As described at the beginning of the description of this specific example, the present invention relates to a vehicle equipped with a power source other than an internal combustion engine and a vehicle equipped with a continuously variable transmission other than a belt-type continuously variable transmission. And the present invention is not limited to the above specific example. Further, in the case of a belt-type continuously variable transmission, the speed of change is controlled by controlling the changing speed of the groove width in the input side and output side pulleys with hydraulic pressure or the like, and in the case of a toroidal type continuously variable transmission, Alternatively, the tilting speed of the power roller may be controlled by hydraulic pressure or the like.

[0029]

As described above, according to the first aspect of the present invention, the output control of the power source for suppressing the longitudinal vibration of the vehicle is executed or executed in accordance with the total torque applied to the power transmission system. As a result, the vehicle longitudinal vibration during gear shifting can be effectively suppressed, and the output or driving force responsiveness to output control operations such as slight accelerator operation that is performed relatively frequently during normal driving is improved. It can be.

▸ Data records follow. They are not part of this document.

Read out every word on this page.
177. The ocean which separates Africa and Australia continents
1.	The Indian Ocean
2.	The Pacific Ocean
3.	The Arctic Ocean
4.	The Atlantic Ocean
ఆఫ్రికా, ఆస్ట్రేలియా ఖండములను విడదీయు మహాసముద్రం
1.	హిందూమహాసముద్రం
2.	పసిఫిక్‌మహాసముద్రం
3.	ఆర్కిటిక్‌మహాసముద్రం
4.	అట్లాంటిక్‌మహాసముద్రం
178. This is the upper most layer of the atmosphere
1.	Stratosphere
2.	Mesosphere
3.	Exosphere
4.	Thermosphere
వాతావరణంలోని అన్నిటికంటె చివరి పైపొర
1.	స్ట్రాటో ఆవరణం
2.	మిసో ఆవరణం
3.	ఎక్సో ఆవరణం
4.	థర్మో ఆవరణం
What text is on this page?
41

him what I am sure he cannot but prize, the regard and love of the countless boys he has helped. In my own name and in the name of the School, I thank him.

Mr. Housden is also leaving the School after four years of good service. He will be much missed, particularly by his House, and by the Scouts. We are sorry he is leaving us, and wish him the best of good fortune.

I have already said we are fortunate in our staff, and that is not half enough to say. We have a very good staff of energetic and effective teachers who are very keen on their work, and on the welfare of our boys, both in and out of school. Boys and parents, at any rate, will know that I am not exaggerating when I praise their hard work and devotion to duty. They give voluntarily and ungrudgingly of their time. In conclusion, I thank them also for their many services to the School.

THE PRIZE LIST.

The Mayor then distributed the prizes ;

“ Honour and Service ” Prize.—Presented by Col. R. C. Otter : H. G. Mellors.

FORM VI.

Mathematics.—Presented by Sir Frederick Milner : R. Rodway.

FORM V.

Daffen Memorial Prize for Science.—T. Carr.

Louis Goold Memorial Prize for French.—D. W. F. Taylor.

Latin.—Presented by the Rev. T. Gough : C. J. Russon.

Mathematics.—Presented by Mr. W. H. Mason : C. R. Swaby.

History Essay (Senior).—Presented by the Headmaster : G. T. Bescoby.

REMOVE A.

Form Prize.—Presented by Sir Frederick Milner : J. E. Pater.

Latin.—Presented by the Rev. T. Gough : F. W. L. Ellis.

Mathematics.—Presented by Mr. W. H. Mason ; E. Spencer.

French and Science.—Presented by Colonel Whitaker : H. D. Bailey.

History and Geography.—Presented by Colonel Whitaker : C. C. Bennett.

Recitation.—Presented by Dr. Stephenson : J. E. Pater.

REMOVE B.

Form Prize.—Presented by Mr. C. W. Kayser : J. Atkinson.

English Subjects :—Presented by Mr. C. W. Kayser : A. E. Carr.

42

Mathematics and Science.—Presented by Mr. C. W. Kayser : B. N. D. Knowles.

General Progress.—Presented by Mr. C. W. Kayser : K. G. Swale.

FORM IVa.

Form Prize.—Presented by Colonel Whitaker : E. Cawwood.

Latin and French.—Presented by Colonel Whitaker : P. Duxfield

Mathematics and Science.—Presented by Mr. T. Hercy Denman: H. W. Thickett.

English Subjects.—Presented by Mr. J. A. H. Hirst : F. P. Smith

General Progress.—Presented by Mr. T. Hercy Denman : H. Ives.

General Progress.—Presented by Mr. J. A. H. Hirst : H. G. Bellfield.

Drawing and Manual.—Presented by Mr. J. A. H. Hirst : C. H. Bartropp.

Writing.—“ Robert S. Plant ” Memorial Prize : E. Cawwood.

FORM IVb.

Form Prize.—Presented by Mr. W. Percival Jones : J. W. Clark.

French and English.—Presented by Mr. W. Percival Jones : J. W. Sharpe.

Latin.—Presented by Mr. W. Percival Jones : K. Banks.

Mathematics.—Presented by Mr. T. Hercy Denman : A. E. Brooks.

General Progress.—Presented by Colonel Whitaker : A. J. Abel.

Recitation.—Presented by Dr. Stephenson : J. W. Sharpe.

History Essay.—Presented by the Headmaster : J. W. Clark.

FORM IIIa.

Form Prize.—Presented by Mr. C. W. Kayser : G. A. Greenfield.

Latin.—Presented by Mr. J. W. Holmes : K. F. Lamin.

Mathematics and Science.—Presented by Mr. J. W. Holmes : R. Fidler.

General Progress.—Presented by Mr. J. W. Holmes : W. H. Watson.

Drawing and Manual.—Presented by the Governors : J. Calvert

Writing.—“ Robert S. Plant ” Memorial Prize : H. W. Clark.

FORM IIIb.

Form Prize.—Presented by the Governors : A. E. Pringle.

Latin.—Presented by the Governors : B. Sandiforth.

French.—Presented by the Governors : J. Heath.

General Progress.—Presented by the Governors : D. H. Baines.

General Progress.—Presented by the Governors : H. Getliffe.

According to the second aspect of the present invention, the total torque applied to the power transmission system during the shift is reflected in the output control of the power source for suppressing the longitudinal vibration of the vehicle due to the shift. The control of the output torque at the start of shifting and the output torque for suppressing longitudinal vibration is more accurate, and as a result, the longitudinal vibration of the vehicle at the time of shifting can be effectively suppressed.

[Brief description of the drawings]

FIG. 1 is a flowchart showing an example of an engine torque control start determination routine for longitudinal vibration suppression by the apparatus of the present invention.

FIG. 2 is a block diagram schematically illustrating an example of a power transmission system to which the present invention can be applied.

[Explanation of symbols]

 1 ... prime mover 4, 9 ... electronic control unit 6 ... transmission

Claims (2)

[Claims] 1. A control device for a vehicle having a continuously variable transmission in which a continuously variable transmission is connected to an output side of a power source, means for determining a total torque applied to a power transmission system at the time of shifting, and the total torque Means for outputting an instruction to start output control of a power source for suppressing vehicle longitudinal vibration when the amount of change exceeds a predetermined reference value. Control device for a vehicle equipped with 2. The vehicle with a continuously variable transmission according to claim 1, further comprising means for determining an output control amount of the power source based on the obtained total torque. Control device.